Design optimization of the PMT-ClearPET prototypes based on simulation studies with GEANT3

Within the Crystal Clear Collaboration (CCC), four centers are developing second generation high performance small animal positron emission tomography (PET) scanners for different kinds of animals and medical applications. The first prototypes are photomultiplier tube (PMT)-based systems including depth of interaction (DOI) detection by using a phoswich layer of lutetium oxyorthosilicate (LSO) and lutetium yttrium aluminum perovskite (LuYAP). The aim of these simulation studies is to optimize sensitivity and spatial resolution of given designs, which vary in fields of view (FOVs) caused by different detector configurations (ring/octagon) and sizes. For this purpose the simulation tool GEANT3 (CERN, Geneva, Switzerland) was used.

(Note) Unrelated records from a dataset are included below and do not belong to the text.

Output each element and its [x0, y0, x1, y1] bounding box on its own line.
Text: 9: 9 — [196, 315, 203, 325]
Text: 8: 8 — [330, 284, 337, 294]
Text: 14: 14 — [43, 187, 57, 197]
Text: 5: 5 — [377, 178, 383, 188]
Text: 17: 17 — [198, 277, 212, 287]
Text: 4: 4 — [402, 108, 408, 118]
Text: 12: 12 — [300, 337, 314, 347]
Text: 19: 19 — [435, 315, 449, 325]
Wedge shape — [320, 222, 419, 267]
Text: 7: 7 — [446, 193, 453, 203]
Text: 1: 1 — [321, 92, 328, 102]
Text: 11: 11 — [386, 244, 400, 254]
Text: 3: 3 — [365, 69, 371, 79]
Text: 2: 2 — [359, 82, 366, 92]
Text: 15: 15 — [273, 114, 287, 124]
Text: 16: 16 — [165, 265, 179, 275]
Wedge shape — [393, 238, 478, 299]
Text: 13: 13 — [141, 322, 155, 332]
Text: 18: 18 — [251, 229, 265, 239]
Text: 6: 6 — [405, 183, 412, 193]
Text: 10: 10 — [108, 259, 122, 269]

The simulation has shown that all PMT designs with no homogeneous axial coverage obviously have a very nonlinear corresponding axial sensitivity profile. By shifting every other detector module by a quarter of a PMT length in axial direction the sampling of the FOVs became more homogeneous. Applying an energy threshold of 350 keV, the regression coefficient increases from 0.818 for the nonshifted to 0.993 for the shifted design. Simulating a point source centered in the FOV (threshold: 350 keV) resulted in sensitivities of 4.2% for a 4 x 20PMT (LSO/LuYAP a 10 mm) and 3.8% for a 4 x 16PMT (LSO/LuYAP A 8 mm) ring design. The 3-D MLEM reconstruction of a point source shows the enormous improvement of resolution using a crystal double layer with DOI [3.1 mm at 40 mm from center FOV (CFOV)] instead of a 20 mm single layer (7.1 mm).